Eine andere Quelle von brennbarem Gase, welche indessen von Ebelmen als für technische Zwecke nicht geeignet verworfen wird, ist die
durch Hindurchleiten durch glühende Kohlen bewirkte Zersetzung des Wassers zu
Wasserstoff und Kohlenoxyd. Ein Gemisch von gleichen Volumen dieser zwei Gase würde,
selbst kalt angewandt, eine Temperatur von 2870° geben, also eine
beträchtlich höhere, als die durch Verbrennung von Steinkohlengas erzeugte. Diese
Zahl läßt mich hoffen, daß Ebelmen's Urtheil nicht
unumstößlich ist, zumal wenn ich in Erwägung ziehe, daß in den Oefen mit hohen
Temperaturen die von den in Arbeit genommenen Substanzen consumirte Wärme nur einen
kleinen Bruchtheil der Gesammtwärme bildet und daß die entweichenden Gase noch Wärme
genug zum Erhitzen der für die Erzeugung des Gemisches von Wasserstoff und
Kohlenoxyd beschickten Retorten liefern.
Ich muß nun den Grund angeben, welcher mich zu den vorstehenden Vergleichungen
veranlaßte. Man hat mit Generatorgasen Roheisen geschmolzen; man würde auch Stahl
mit denselben schmelzen können. Wie Ebelmen erwähnt,
schmolz das Ofengewölbe nach mehrtägigem Betriebe, wenn die Gase vor der Verbrennung
auf 300° gebracht waren; Stabeisen aber schmolz nicht. Mit Steinkohlengas bin
ich im Stande, dieses Metall zu schmelzen; ich werde es mit jedem anderen Gase
schmelzen können, welches eine gleich hohe Temperatur gibt.
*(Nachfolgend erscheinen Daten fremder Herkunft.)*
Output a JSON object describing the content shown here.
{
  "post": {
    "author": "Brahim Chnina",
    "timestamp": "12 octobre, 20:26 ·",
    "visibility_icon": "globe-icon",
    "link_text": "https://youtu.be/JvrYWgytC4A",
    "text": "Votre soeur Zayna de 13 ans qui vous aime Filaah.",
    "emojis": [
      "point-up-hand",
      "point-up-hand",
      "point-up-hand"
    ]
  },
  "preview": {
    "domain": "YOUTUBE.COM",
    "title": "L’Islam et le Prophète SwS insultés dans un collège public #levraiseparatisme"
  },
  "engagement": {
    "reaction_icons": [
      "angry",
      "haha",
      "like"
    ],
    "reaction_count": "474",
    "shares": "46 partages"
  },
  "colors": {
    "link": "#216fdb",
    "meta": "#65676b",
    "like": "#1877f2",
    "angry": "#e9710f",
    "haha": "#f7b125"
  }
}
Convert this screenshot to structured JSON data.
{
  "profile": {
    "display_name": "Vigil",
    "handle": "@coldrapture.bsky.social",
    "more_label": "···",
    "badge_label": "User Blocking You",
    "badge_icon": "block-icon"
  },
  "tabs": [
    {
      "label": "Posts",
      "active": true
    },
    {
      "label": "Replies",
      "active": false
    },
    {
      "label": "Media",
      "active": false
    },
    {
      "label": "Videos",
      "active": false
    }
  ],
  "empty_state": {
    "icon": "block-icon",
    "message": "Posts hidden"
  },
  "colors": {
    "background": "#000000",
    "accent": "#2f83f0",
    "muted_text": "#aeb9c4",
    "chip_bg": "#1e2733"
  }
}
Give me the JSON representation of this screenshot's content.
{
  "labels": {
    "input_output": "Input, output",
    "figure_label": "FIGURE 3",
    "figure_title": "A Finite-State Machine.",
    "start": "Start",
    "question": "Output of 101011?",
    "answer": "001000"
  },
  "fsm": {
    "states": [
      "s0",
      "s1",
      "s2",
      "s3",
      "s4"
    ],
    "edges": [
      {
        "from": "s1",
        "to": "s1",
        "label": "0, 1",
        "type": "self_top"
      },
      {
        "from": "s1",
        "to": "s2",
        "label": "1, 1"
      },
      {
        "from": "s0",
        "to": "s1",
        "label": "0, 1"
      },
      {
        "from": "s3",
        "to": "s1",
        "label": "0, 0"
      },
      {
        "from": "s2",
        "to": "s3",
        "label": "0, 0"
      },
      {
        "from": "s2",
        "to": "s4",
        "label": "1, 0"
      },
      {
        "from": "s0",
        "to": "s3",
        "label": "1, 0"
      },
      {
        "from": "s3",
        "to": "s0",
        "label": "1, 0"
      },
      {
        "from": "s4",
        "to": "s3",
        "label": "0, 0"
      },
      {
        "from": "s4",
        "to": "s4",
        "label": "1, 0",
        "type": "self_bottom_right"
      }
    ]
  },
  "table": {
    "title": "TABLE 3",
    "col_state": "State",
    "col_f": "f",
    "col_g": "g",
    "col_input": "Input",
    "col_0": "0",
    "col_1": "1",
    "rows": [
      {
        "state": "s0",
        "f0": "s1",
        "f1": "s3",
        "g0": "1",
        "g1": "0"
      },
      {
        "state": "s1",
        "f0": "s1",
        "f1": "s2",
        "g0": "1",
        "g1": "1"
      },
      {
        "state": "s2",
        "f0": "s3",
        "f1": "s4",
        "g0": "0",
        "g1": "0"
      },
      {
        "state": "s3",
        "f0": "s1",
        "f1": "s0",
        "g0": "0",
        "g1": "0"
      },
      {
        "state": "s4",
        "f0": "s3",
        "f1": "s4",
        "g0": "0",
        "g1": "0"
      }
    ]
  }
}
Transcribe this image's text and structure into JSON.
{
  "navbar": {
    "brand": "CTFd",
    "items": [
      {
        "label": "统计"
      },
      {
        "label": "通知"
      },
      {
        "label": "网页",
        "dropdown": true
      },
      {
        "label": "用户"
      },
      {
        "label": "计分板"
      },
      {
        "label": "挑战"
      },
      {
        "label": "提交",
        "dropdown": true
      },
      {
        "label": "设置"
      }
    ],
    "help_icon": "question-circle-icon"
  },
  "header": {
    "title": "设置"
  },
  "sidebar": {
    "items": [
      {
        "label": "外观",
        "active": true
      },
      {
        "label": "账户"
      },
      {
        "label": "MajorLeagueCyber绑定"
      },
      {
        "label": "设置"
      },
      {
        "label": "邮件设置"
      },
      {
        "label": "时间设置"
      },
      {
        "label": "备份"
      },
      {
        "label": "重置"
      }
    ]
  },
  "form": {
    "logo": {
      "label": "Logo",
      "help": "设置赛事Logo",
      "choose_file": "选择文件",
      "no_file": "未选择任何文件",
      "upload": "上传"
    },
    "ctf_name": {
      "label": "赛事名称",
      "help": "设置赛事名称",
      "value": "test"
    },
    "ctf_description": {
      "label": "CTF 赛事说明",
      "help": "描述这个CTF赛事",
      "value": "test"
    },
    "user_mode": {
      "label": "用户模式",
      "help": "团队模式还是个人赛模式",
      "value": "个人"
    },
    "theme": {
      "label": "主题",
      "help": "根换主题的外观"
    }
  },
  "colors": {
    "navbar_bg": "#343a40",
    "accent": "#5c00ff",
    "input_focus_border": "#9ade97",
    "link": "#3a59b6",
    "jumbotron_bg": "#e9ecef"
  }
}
Sollte man nicht auch im Stande seyn, es im Großen zu schmelzen, durch
technische Erzeugung der Temperaturgrade, deren Erzielung im Kleinen mir
gelingt?
Die leicht auszuführende Schmelzung mehrerer hundert
Gramme Stabeisen in einem Tiegel gestattet die physikalischen Eigenschaften des
reinen oder mit fremden Körpern mehr oder weniger verunreinigten Metalles zu
studiren und seine chemischen Verwandtschaften im flüssigen Zustande zu ermitteln.
– Die obere Fläche der von mir erhaltenen Eisenkönige ist glatt und blank
– ein Beweis, daß Stabeisen beim Erstarren keine Gase abgibt.
Das Umschmelzen des raffinirten Stabeisens würde ein Mittel seyn, es von beigemengten
Unreinigkeiten, von Glühspan oder Schlacke zu reinigen und es homogener zu machen.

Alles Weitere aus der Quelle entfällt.